Contoh, jika ada seseorang yang mengolok-olok penampilan seorang muslim, padahal penampilan muslim itu berarti mengamalkan Sunnah, apakah dalam hal ini ia telah melakukan olok-olok yang mengeluarkannya dari agama Islam? Jawabnya, tidak. Karena, olok-oloknya ditujukan kepada praktek keagamaan, bukan kepada asal agama.

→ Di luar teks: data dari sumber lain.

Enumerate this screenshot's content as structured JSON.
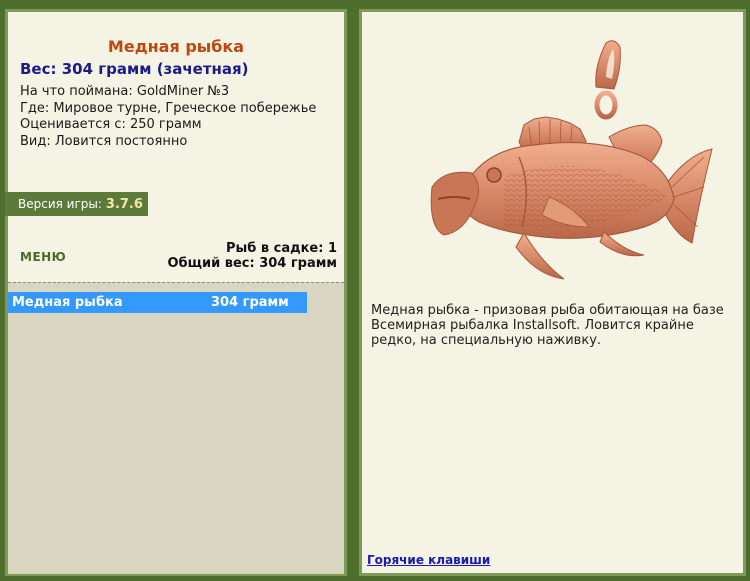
{
  "fish": {
    "name": "Медная рыбка",
    "weight_line": "Вес: 304 грамм (зачетная)",
    "caught_on": "На что поймана: GoldMiner №3",
    "where": "Где: Мировое турне, Греческое побережье",
    "valued_from": "Оценивается с: 250 грамм",
    "type": "Вид: Ловится постоянно",
    "description": "Медная рыбка - призовая рыба обитающая на базе Всемирная рыбалка Installsoft. Ловится крайне редко, на специальную наживку."
  },
  "version": {
    "label": "Версия игры:",
    "value": "3.7.6"
  },
  "menu_label": "МЕНЮ",
  "stats": {
    "count_line": "Рыб в садке: 1",
    "total_line": "Общий вес: 304 грамм"
  },
  "catch_list": [
    {
      "name": "Медная рыбка",
      "weight": "304 грамм"
    }
  ],
  "hotkeys_label": "Горячие клавиши",
  "colors": {
    "background": "#4e6e2e",
    "panel": "#f5f3e3",
    "border": "#7d9a57",
    "title": "#c04810",
    "weight": "#1a1a8a",
    "selected_row": "#3399ff",
    "list_bg": "#d8d6c0",
    "fish_copper": "#d98a6a"
  }
}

Dalam hal ini, maka perlu dijelaskan kepadanya, bahwa yang dia olok-olok adalah Sunnah Nabi Shallallahu 'alaihi wa sallam. Jika ia telah mengetahui tentang hal itu, kemudian masih juga mengolok-olok, mencela orang yang mengamalkan Sunnah, padahal ia sudah mengetahui dan meyakininya, maka perbuatannya tersebut tergolong mengolok-olok Rasulullah Shallallahu 'alaihi wa sallam, yang tentunya mengeluarkannya dari agama.
Demikian pula jika mengolok-olok dengan kalimat yang kembalinya kepada Al Qur'an atau selain Al Qur'an, juga terdapat perincian.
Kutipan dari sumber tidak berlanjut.